Culture USA Wyoming

‘Hollywood Hippie’ Finds His Final Encore in Cheyenne Hotel Lobby

‘Hollywood Hippie’ Finds His Final Encore in Cheyenne Hotel Lobby
Singer, songwriter Michael DeGreve played at Cheyenne's Hitching Post for 30 years (Courtesy: Michael DeGreve)
  • Published March 4, 2026

 

Call Michael DeGreve on a Friday at noon and you’ll learn a few things. He answers unknown numbers on the first ring. He eats breakfast at noon. And he’s the kind of guy who can take a question and run with it for two hours straight.

“I’m a musician, brother. I’m on musician time,” he says, chewing a bite of waffle.

You’d never guess by that gentle voice that this man dropped LSD with Jimi Hendrix, got drunk with Janis Joplin, or cut a record with Graham Nash. Now 78, with a terminal illness tightening its grip, DeGreve is looking back on his Wyoming years for the strength to finish his last major work before the music stops.

“Some of my best songs I’ve never even recorded.

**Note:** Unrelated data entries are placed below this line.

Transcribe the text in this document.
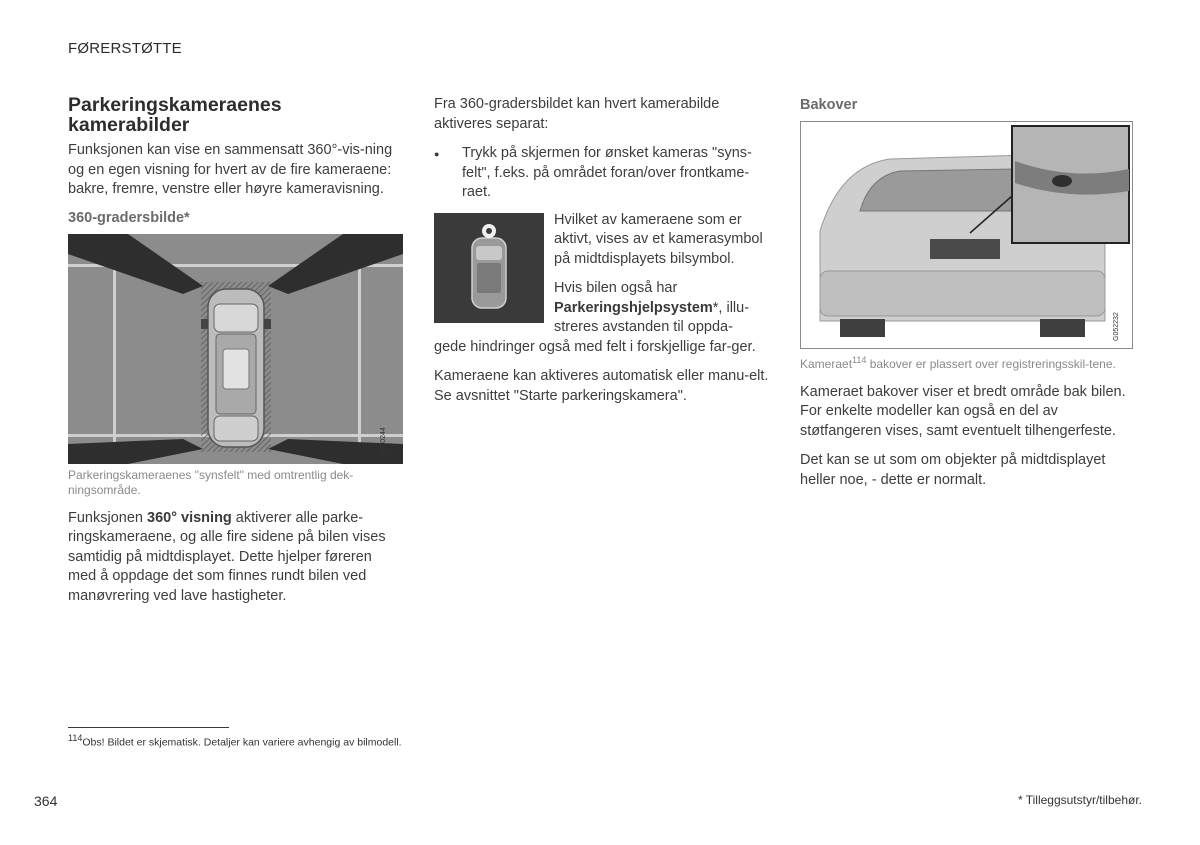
FØRERSTØTTE
Parkeringskameraenes
kamerabilder

Funksjonen kan vise en sammensatt 360°-vis-ning og en egen visning for hvert av de fire kameraene: bakre, fremre, venstre eller høyre kameravisning.

360-gradersbilde*
G060244
Parkeringskameraenes "synsfelt" med omtrentlig dek-ningsområde.

Funksjonen 360° visning aktiverer alle parke-ringskameraene, og alle fire sidene på bilen vises samtidig på midtdisplayet. Dette hjelper føreren med å oppdage det som finnes rundt bilen ved manøvrering ved lave hastigheter.

Fra 360-gradersbildet kan hvert kamerabilde aktiveres separat:

●	Trykk på skjermen for ønsket kameras "syns-felt", f.eks. på området foran/over frontkame-raet.

Hvilket av kameraene som er aktivt, vises av et kamerasymbol på midtdisplayets bilsymbol.

Hvis bilen også har Parkeringshjelpsystem*, illu-streres avstanden til oppda-

gede hindringer også med felt i forskjellige far-ger.

Kameraene kan aktiveres automatisk eller manu-elt. Se avsnittet "Starte parkeringskamera".

Bakover
G052232
Kameraet$^{114}$ bakover er plassert over registreringsskil-tene.

Kameraet bakover viser et bredt område bak bilen. For enkelte modeller kan også en del av støtfangeren vises, samt eventuelt tilhengerfeste.

Det kan se ut som om objekter på midtdisplayet heller noe, - dette er normalt.

$^{114}$Obs! Bildet er skjematisk. Detaljer kan variere avhengig av bilmodell.
364	* Tilleggsutstyr/tilbehør.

I’ve got work to do, brother.”

For 30 years, DeGreve was the heart of Cheyenne’s iconic Hitching Post Inn—the “Hitch”—where lawmakers, lobbyists and locals gathered each night in the lobby. With a repertoire of 500 songs committed to memory, he turned the space into a grown-up story hour, taking requests and ringing in dollar-off shots at the top of each hour.

“He was the best at working a crowd,” said Brian Leneschmidt, a Cheyenne musician DeGreve mentored. “It was just like being in your living room with a whole bunch of friends.”

His path to that lobby was circuitous. An All-American basketball recruit, he gave up his scholarship to join a rock band on the Sunset Strip. He married actress Susan Sennett, partied with draft-card burners, and immersed himself in the 60s counterculture. He pulled back early after seeing friends destroyed by addiction.

After his marriage ended, a two-week gig in Cheyenne stretched into three decades. “Here I was this Hollywood hills hippie who came out for a two-week deal,” he said. “I ended up staying six nights a week for the next 30 years.”

In Cheyenne, he recorded “Gypsy’s Lament” with Graham Nash providing harmonies and Eagles’ bassist Randy Meisner in the studio. The album was a hit in Russia, of all places—oil field workers took it home, and suddenly “Misha” was treated like a Beatle in Moscow.

When the city dedicated a war memorial, Vietnam vets begged him to write a tribute song. He hesitated—he wasn’t there, he said. They insisted. “American Soldier” moved servicemen to tears.

After the Hitch changed owners and later burned in an arson fire, DeGreve was crushed. “For everything I’ve done, that time in Cheyenne meant so much,” he said. “That was my space, man. It was my family.”

Now, facing the end, he’s focused on recording those last songs.

“I posted photos online recently—one of me at the L.A. Times looking like Leave it to Beaver, another as an All-American basketball player,” he said. “People asked, ‘How many lives did you live?’ I don’t know, but they’ve all been fun.”